A mobilização contra o projeto de lei uniu a Associação Empresarial de São José (Aemflo) e a Câmara de Dirigentes Lojistas (CDL) de São José, que encaminharam um ofício aos parlamentares catarinenses manifestando “profunda preocupação”. As entidades alertam que a medida trará impactos econômicos negativos sobre os setores produtivos do município, localizado na região metropolitana de Florianópolis, e no estado.

A Federação das Associações Empresariais de Santa Catarina (Facisc) alerta que a inclusão de mais um feriado no mês de novembro impacta “a competitividade das empresas e a organização das atividades econômicas”. Além dos prejuízos, a Facisc aponta um impedimento legal: a lei federal nº 9.093/1995 limita os estados a instituírem apenas um feriado estadual. Como Santa Catarina já celebra sua “data magna” em 11 de agosto, a criação de um segundo feriado careceria de respaldo jurídico.

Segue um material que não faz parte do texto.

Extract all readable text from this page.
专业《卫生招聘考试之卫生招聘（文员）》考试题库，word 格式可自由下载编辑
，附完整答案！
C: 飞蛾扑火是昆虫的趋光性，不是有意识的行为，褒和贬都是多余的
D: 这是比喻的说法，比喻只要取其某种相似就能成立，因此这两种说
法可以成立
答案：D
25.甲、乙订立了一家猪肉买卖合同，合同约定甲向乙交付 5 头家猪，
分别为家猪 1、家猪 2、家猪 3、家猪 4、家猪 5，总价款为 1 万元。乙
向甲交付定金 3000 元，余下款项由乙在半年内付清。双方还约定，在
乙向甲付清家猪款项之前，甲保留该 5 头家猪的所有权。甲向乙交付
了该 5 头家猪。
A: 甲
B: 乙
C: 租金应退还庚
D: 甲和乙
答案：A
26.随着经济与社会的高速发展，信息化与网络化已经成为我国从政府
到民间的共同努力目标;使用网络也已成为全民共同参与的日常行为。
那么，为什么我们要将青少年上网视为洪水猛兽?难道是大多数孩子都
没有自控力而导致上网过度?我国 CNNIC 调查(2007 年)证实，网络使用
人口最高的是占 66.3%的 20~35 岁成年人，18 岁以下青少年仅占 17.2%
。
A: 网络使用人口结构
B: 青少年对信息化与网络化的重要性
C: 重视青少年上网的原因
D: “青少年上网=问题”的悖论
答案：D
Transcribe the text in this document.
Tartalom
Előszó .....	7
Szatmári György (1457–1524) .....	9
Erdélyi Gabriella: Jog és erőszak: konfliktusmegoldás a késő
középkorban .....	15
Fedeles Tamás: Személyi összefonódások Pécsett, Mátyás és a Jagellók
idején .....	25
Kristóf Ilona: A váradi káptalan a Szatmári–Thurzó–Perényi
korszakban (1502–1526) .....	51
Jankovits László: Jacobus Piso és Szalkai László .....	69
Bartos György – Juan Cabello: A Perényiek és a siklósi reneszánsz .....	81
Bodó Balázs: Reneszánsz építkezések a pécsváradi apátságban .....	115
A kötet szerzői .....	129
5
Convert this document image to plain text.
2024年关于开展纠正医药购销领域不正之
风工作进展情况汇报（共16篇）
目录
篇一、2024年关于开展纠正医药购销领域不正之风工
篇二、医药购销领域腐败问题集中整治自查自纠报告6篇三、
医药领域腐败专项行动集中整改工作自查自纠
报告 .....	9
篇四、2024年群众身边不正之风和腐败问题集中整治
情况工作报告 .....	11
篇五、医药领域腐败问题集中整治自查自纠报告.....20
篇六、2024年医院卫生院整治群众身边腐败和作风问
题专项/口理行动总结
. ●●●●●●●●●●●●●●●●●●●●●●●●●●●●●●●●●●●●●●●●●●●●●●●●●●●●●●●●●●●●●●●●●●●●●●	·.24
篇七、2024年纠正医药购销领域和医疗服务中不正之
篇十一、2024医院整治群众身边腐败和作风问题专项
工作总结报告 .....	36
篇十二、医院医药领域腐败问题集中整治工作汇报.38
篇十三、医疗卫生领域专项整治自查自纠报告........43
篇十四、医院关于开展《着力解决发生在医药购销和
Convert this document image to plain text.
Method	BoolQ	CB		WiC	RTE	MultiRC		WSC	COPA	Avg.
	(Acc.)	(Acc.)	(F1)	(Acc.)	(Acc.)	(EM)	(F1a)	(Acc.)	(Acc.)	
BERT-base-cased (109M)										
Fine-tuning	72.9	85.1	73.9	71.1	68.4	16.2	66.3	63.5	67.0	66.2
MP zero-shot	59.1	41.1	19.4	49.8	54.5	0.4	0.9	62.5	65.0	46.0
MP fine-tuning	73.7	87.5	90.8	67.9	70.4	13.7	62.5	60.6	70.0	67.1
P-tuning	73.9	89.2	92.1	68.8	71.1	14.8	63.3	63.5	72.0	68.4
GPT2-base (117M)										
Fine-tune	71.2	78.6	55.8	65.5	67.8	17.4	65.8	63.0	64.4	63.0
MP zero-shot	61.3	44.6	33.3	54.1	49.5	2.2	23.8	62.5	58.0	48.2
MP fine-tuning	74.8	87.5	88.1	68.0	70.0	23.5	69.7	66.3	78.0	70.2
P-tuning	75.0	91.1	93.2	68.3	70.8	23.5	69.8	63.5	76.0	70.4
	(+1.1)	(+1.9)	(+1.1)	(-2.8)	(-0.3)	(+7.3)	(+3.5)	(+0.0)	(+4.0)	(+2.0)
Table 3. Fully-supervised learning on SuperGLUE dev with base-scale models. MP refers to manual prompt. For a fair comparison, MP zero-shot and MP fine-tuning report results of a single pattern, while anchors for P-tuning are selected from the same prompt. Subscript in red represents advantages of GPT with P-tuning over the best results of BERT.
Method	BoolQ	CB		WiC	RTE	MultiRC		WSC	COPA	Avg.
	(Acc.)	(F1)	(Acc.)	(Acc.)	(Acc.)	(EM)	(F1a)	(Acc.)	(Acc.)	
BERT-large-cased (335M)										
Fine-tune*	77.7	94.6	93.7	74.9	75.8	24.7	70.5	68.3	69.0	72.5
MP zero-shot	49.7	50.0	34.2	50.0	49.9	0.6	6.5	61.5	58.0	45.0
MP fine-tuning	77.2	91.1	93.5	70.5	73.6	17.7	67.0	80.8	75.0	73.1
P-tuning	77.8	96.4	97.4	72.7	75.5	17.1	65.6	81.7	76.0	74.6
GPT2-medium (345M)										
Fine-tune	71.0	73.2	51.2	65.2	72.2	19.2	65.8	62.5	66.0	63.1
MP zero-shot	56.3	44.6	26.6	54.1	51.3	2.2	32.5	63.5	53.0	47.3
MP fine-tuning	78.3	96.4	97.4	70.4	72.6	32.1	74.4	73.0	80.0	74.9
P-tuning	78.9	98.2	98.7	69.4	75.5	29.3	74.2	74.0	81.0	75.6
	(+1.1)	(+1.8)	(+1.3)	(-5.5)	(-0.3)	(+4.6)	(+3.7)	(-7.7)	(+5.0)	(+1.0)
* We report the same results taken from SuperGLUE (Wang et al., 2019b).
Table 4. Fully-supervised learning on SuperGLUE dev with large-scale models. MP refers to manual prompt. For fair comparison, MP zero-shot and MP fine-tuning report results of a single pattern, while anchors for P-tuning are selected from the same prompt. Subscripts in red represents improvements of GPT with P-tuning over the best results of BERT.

No mesmo sentido, o Conselho das Federações Empresariais (Cofem) — que reúne as federações da indústria (Fiesc), comércio (Fecomércio), agricultura (Faesc), transportes (Fetrancesc), micro e pequenas empresas (Fampesc), além da própria Facisc e da FCDL — solicitou que o governador Jorginho Mello reavalie a decisão. As lideranças do Cofem sustentam que o estado já possui seu calendário consolidado e que o momento exige foco na produtividade, e não na interrupção das atividades econômicas.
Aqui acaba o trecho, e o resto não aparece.